Newsletter

FEC Fines Trade Association for PAC Fundraising Violations

January 2014

The U.S. Federal Election Commission (FEC) recently settled an enforcement action, which resulted in a $9,000 civil penalty for the American Hotel & Lodging Association (AHLA) and its federal political action committee (Hotel PAC) for violating key aspects of the FEC's solicitation rules. 

Most importantly, the FEC found that AHLA improperly solicited contributions for Hotel PAC from individuals outside of AHLA's restricted class.  AHLA, which has an individual membership category, solicited individuals for Hotel PAC contributions prior to the individuals becoming members and simultaneously offered AHLA memberships and solicited Hotel PAC contributions from individuals. 

Scope of a Trade Association's Restricted Class

The players and events at issue in the AHLA enforcement action illustrate the complexity of the FEC's solicitation rules with respect to trade associations.  Under federal campaign finance law, a trade association is permitted to solicit contributions for its federal PAC only from its restricted class.  A trade association's restricted class includes its executive and administrative personnel and their families as well as any non-corporate members (i.e., individuals, partnerships, and certain limited liability companies (LLCs)) and their families.  A trade association's restricted class also includes the restricted class of its membership organization and corporate members, provided that the members have given prior approval to the trade association to solicit these individuals. 

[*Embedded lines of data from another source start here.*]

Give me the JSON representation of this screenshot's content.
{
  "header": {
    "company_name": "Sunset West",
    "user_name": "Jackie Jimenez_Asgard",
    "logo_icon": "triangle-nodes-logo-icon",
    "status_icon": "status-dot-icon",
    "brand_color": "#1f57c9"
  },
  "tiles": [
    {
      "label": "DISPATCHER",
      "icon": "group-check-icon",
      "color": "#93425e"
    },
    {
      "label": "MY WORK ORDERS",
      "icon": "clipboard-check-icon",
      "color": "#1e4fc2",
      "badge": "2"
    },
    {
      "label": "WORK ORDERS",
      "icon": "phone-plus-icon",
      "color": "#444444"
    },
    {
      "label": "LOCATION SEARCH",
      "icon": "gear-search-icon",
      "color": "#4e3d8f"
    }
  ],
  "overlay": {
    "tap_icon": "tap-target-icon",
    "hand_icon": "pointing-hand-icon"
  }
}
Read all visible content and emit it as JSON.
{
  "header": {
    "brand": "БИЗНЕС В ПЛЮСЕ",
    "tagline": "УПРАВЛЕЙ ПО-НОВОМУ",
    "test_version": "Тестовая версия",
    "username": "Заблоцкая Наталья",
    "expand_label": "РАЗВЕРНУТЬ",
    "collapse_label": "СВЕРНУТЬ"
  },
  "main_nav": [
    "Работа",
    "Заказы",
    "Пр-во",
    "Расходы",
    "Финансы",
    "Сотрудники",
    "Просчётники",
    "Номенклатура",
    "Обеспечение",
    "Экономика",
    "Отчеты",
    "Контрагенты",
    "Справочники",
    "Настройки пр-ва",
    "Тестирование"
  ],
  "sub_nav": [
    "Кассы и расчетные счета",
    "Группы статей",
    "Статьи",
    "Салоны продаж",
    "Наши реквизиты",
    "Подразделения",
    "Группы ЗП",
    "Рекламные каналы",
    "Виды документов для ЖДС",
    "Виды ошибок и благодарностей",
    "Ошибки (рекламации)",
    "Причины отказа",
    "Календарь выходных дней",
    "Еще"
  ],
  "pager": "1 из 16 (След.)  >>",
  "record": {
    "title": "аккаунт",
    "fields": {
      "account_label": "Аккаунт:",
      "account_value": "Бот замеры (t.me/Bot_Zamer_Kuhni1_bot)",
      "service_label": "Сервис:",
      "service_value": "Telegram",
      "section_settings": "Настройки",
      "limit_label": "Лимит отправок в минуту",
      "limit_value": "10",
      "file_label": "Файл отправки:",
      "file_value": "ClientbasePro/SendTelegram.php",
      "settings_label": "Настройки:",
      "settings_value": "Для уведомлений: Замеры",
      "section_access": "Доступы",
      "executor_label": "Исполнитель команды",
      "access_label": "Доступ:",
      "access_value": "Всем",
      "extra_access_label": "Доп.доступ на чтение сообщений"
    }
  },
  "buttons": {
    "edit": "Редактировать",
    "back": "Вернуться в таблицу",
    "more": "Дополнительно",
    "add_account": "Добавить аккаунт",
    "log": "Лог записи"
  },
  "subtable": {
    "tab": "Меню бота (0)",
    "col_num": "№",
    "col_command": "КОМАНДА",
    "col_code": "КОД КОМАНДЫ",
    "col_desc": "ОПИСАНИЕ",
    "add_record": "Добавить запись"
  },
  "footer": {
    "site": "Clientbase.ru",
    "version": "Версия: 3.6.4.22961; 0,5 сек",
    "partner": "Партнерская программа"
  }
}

The AHLA enforcement action focuses on an annual golf tournament benefitting the Hotel PAC held at a golf club owned by one of AHLA's corporate members, the Broadmoor Hotel.  In an effort to increase turnout and fundraising, AHLA and the corporate member sought to invite individuals who were members of the golf club to participate in the Hotel PAC golf tournament.  However, these individuals did not fall within the scope of AHLA's restricted class.  Since the Broadmoor Hotel was a corporation without capital stock—and not a membership organization—its restricted class was comprised of the corporation's executive and administrative personnel and their families.  The individuals who paid dues to the Broadmoor Hotel's golf club were not within the Broadmoor Hotel's restricted class and thus could not fall within the scope of AHLA's restricted class.

Impermissible Solicitations Outside the Restricted Class to Golf Tournaments

Recognizing that the golf club's individual members did not fall within AHLA's restricted class, AHLA and the Broadmoor Hotel asked these individuals to become members of AHLA (and thereby members of AHLA's restricted class) in addition to participating in the golf tournament and making contributions to the Hotel PAC.  Unfortunately, these steps were not taken in the correct order:

  • In 2010, AHLA and the Broadmoor Hotel invited the golf club members to participate in the Hotel PAC golf tournament.  Each golf tournament participant was required to pay a $50 registration fee, which was considered a contribution to Hotel PAC.  Upon arriving at the tournament, the golf club members were required to complete an AHLA membership form and given a complimentary three-month membership to AHLA.
  • In 2011, AHLA and the Broadmoor Hotel once again invited the golf club members to participate in the Hotel PAC golf tournament.  Separately, and on the same day, AHLA and the Broadmoor Hotel sent an email to the golf club members inviting them to join AHLA for a discounted fee for one year.  In a follow-up email sent later that day, it was made clear to the golf club members that they must join AHLA in order to play in the Hotel PAC golf tournament. 

Even though the golf club members who participated in the golf tournament and contributed to Hotel PAC ultimately became members of AHLA, the FEC determined that the invitations to participate in the golf tournament were impermissible solicitations outside AHLA's restricted class because the golf club members were not bona fide members of AHLA at the time the solicitations were made.  In connection with the 2010 golf tournament, the golf club members were clearly solicited at a time when they did not fall within AHLA's restricted class.  With respect to the 2011 golf tournament, the FEC reiterated its long-standing position that membership organizations, including trade associations, are prohibited from simultaneously extending membership invitations and soliciting PAC contributions from individuals.  The FEC explained that “a simultaneous solicitation would, in effect, evade the parameters of the solicitable class by leading to a process that is, in reality, a solicitation of a broader group.”

Increasing the number of individual members, or creating a new individual membership category, can have a significant and positive impact on a trade association PAC's fundraising efforts.  It is important, however, that individuals are bona fide members of the trade association (and satisfy the FEC's definition of “member”) before they are solicited for any PAC contributions.